Certaines espèces tropicales, adaptées à la vie sous la canopée, possèdent des capacités d’absorption supérieures pour maximiser leurs ressources.

1. Le Spathiphyllum (Fleur de lune) est une plante complète. Elle filtre le benzène, le formaldéhyde et l’ammoniaque. Ses fleurs blanches signalent ses besoins en eau par un léger affaissement du feuillage.

2. La Sansevieria (Langue de belle-mère) est robuste et idéale pour les débutants. Elle absorbe le CO2 et rejette de l’oxygène la nuit, ce qui la rend parfaite pour une chambre.

3. Le Chlorophytum (Plante araignée) élimine le monoxyde de carbone et le xylène. Cette plante se multiplie facilement par ses stolons et absorbe rapidement les polluants.

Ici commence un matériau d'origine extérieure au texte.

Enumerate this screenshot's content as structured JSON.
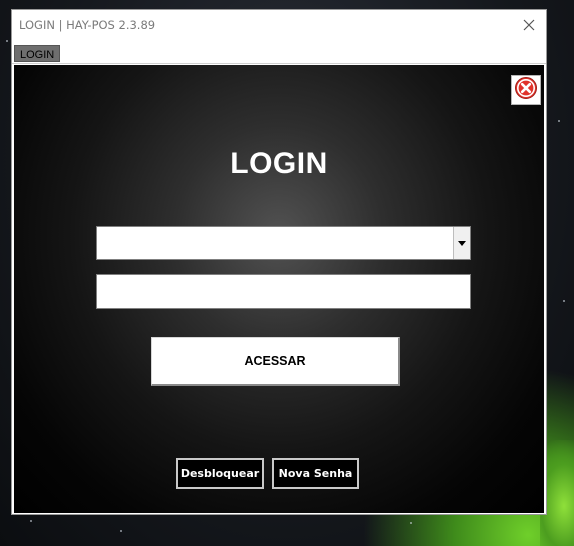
{
  "window": {
    "title": "LOGIN | HAY-POS 2.3.89"
  },
  "tabs": [
    {
      "label": "LOGIN",
      "selected": true
    }
  ],
  "panel": {
    "heading": "LOGIN",
    "user_select": {
      "value": ""
    },
    "password_field": {
      "value": ""
    },
    "submit_label": "ACESSAR",
    "unlock_label": "Desbloquear",
    "new_password_label": "Nova Senha"
  },
  "icons": {
    "window_close": "close-icon",
    "exit": "red-circle-x-icon",
    "dropdown": "chevron-down-icon"
  },
  "colors": {
    "exit_icon": "#e0332b",
    "panel_background": "#000000"
  }
}
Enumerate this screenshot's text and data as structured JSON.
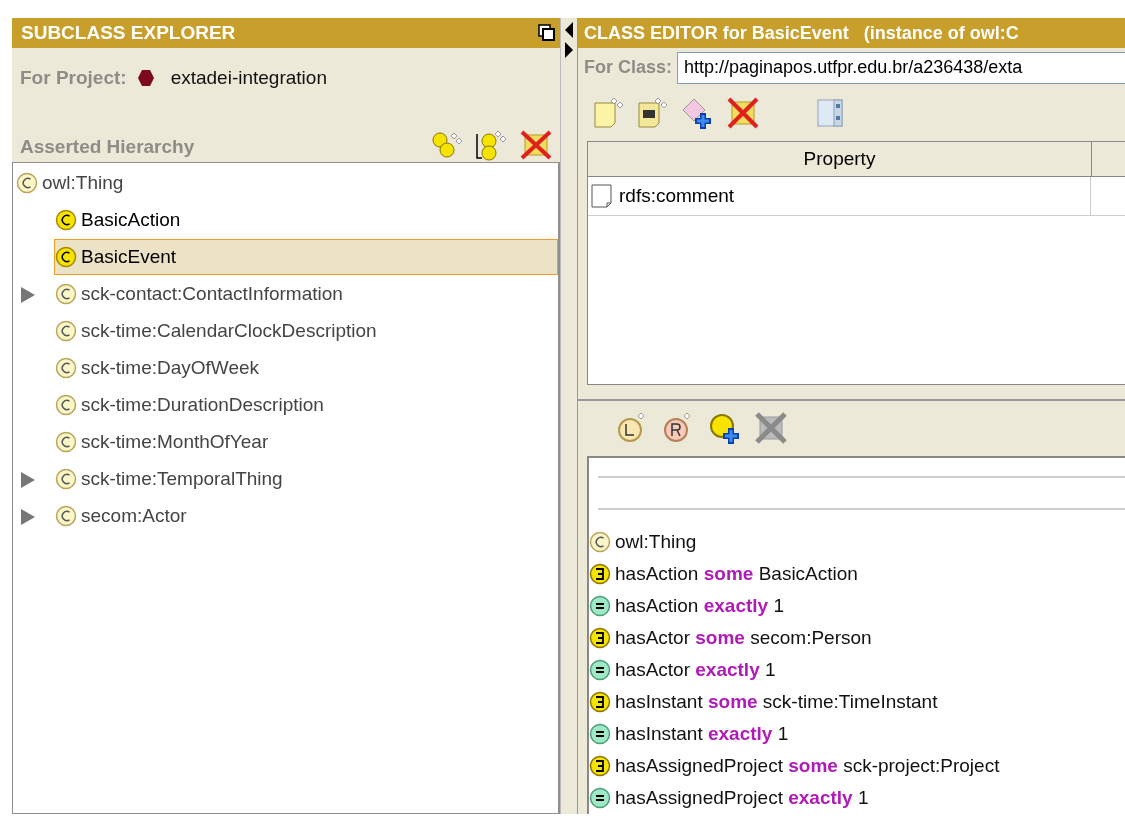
{
  "subclass_explorer": {
    "title": "SUBCLASS EXPLORER",
    "project_label": "For Project:",
    "project": "extadei-integration",
    "hierarchy_label": "Asserted Hierarchy",
    "root": {
      "label": "owl:Thing",
      "kind": "imported",
      "selected": false,
      "children": [
        {
          "label": "BasicAction",
          "kind": "own",
          "expandable": false,
          "selected": false
        },
        {
          "label": "BasicEvent",
          "kind": "own",
          "expandable": false,
          "selected": true
        },
        {
          "label": "sck-contact:ContactInformation",
          "kind": "imported",
          "expandable": true,
          "selected": false
        },
        {
          "label": "sck-time:CalendarClockDescription",
          "kind": "imported",
          "expandable": false,
          "selected": false
        },
        {
          "label": "sck-time:DayOfWeek",
          "kind": "imported",
          "expandable": false,
          "selected": false
        },
        {
          "label": "sck-time:DurationDescription",
          "kind": "imported",
          "expandable": false,
          "selected": false
        },
        {
          "label": "sck-time:MonthOfYear",
          "kind": "imported",
          "expandable": false,
          "selected": false
        },
        {
          "label": "sck-time:TemporalThing",
          "kind": "imported",
          "expandable": true,
          "selected": false
        },
        {
          "label": "secom:Actor",
          "kind": "imported",
          "expandable": true,
          "selected": false
        }
      ]
    }
  },
  "class_editor": {
    "title": "CLASS EDITOR for BasicEvent   (instance of owl:C",
    "for_class_label": "For Class:",
    "for_class": "http://paginapos.utfpr.edu.br/a236438/exta",
    "table": {
      "columns": [
        "Property"
      ],
      "rows": [
        {
          "property": "rdfs:comment"
        }
      ]
    },
    "conditions": [
      {
        "kind": "class",
        "text": "owl:Thing"
      },
      {
        "kind": "some",
        "text": "hasAction **some** BasicAction"
      },
      {
        "kind": "exactly",
        "text": "hasAction **exactly** 1"
      },
      {
        "kind": "some",
        "text": "hasActor **some** secom:Person"
      },
      {
        "kind": "exactly",
        "text": "hasActor **exactly** 1"
      },
      {
        "kind": "some",
        "text": "hasInstant **some** sck-time:TimeInstant"
      },
      {
        "kind": "exactly",
        "text": "hasInstant **exactly** 1"
      },
      {
        "kind": "some",
        "text": "hasAssignedProject **some** sck-project:Project"
      },
      {
        "kind": "exactly",
        "text": "hasAssignedProject **exactly** 1"
      }
    ]
  }
}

4. Le Palmier Areca convient aux grands volumes. Il est un humidificateur naturel efficace contre le xylène. Il rejette de la vapeur d’eau, limitant ainsi la sécheresse de l’air dans les pièces chauffées.

5. Le Dracaena (Marginata ou Fragrans) neutralise les fumées et les polluants des peintures. C’est une plante adaptée aux bureaux, notamment pour contrer les émanations d’imprimantes.

6. Le Ficus Benjamina agit contre le formaldéhyde des isolants. Son large feuillage offre une surface d’échange gazeux importante, ce qui optimise son rendement épurateur.

7. Le Lierre (Hedera helix) s’adapte aux suspensions intérieures. Il est efficace contre les moisissures et particules fines, ce qui en fait une option pertinente pour les salles de bains.

Optimiser l’assainissement : où et comment les installer ?

L’efficacité dépend de la densité du feuillage et de l’emplacement. Il est préférable de placer les végétaux près des sources de pollution, comme les meubles en aggloméré ou les appareils électroniques. En les positionnant sur la trajectoire des flux d’air, vous transformez chaque courant d’air en une opportunité de filtration.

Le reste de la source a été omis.